Wy naprawde tak na poważnie. Bambulu, Twoja - profesjonalisty - opinia/zachęta bardzo się dla mnie liczy (choć takich GrocholoChmielewskopodobnych bezlik na rynku. a i w blogosferze czytuje perełki niedoścignienie bardziej utalentowanych osób). poparta dodatkowym argumentem dutków niezwyle przychylna opinia Bra..Z..ela jest z pewnością podyktowana doświadczeniem i mądrością. choć raczej wątpię, by nawet bardzo szalony franek mógł być właściwym akceleratorem. Jeśli jednak kiedykolwiek, cokolwiek to obiecuję stosowną dedykację w przedsłowiu. zaraz po alasce & Co. a tymczasem do zobaczenia na blogu. b.

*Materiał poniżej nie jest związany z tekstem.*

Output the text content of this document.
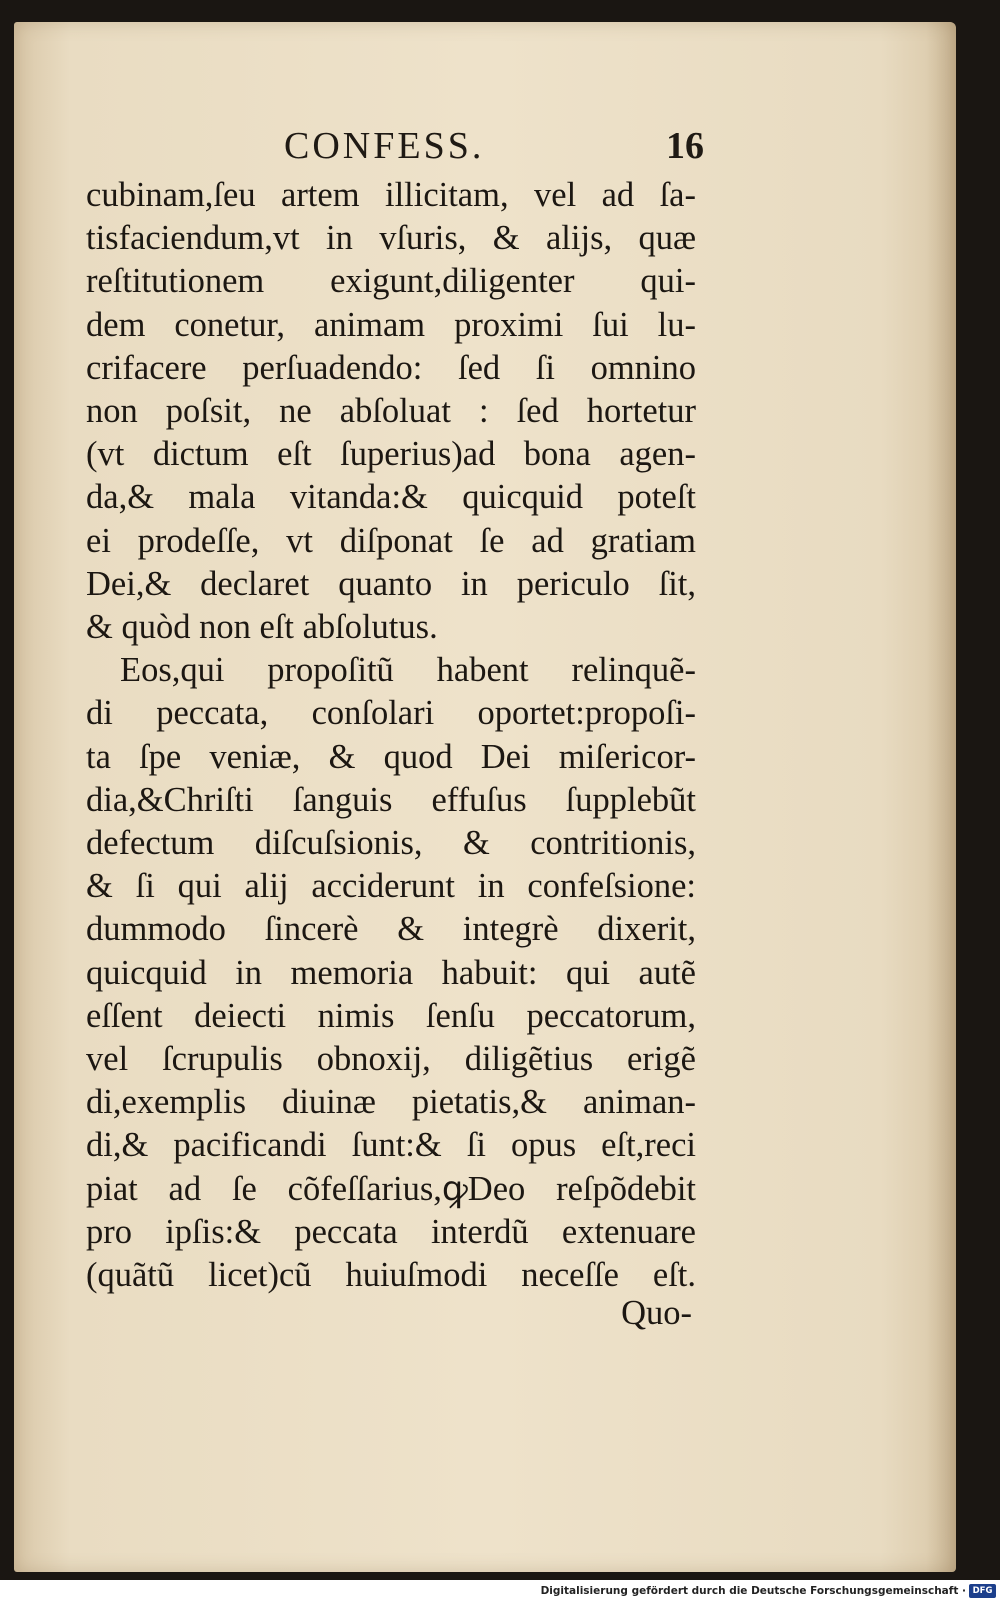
CONFESS.	16
cubinam,ſeu artem illicitam, vel ad ſa-
tisfaciendum,vt in vſuris, & alijs, quæ
reſtitutionem exigunt,diligenter qui-
dem conetur, animam proximi ſui lu-
crifacere perſuadendo: ſed ſi omnino
non poſsit, ne abſoluat : ſed hortetur
(vt dictum eſt ſuperius)ad bona agen-
da,& mala vitanda:& quicquid poteſt
ei prodeſſe, vt diſponat ſe ad gratiam
Dei,& declaret quanto in periculo ſit,
& quòd non eſt abſolutus.
Eos,qui propoſitũ habent relinquẽ-
di peccata, conſolari oportet:propoſi-
ta ſpe veniæ, & quod Dei miſericor-
dia,&Chriſti ſanguis effuſus ſupplebũt
defectum diſcuſsionis, & contritionis,
& ſi qui alij acciderunt in confeſsione:
dummodo ſincerè & integrè dixerit,
quicquid in memoria habuit: qui autẽ
eſſent deiecti nimis ſenſu peccatorum,
vel ſcrupulis obnoxij, diligẽtius erigẽ
di,exemplis diuinæ pietatis,& animan-
di,& pacificandi ſunt:& ſi opus eſt,reci
piat ad ſe cõfeſſarius,ꝙDeo reſpõdebit
pro ipſis:& peccata interdũ extenuare
(quãtũ licet)cũ huiuſmodi neceſſe eſt.
Quo-
Digitalisierung gefördert durch die Deutsche Forschungsgemeinschaft · DFG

BratZacieszyciela pisze...

opinia byla raczej podyktowana tym, ze pozamaterialnej zachety wiekszosc tworcow nie przyjmuje do wiadomosci, tak do glebi uwierzyc, ze to co tworza jest niesamowite, interesujace, wyjatkowe, godne uwagi, no po prostu ...piekne.
A z kolei bardzo mi sie spodobala terapia jednego psychologa, czy psychiatry, jak mu przyprowadzaja zdolowanego pacjenta i ten mu mowi: jestem beznadziejny, nie nadaje sie do niczego, to lekarz, perfidia, dokladnie to potwierdza, ba, nawet wyolbrzymia, na co pacjent odruchowo protestuje, no i dalej juz sie jakos toczy...
:) Nie dasz rady! Nie podskoczysz Chmielewskiej! Nawet nie probuj!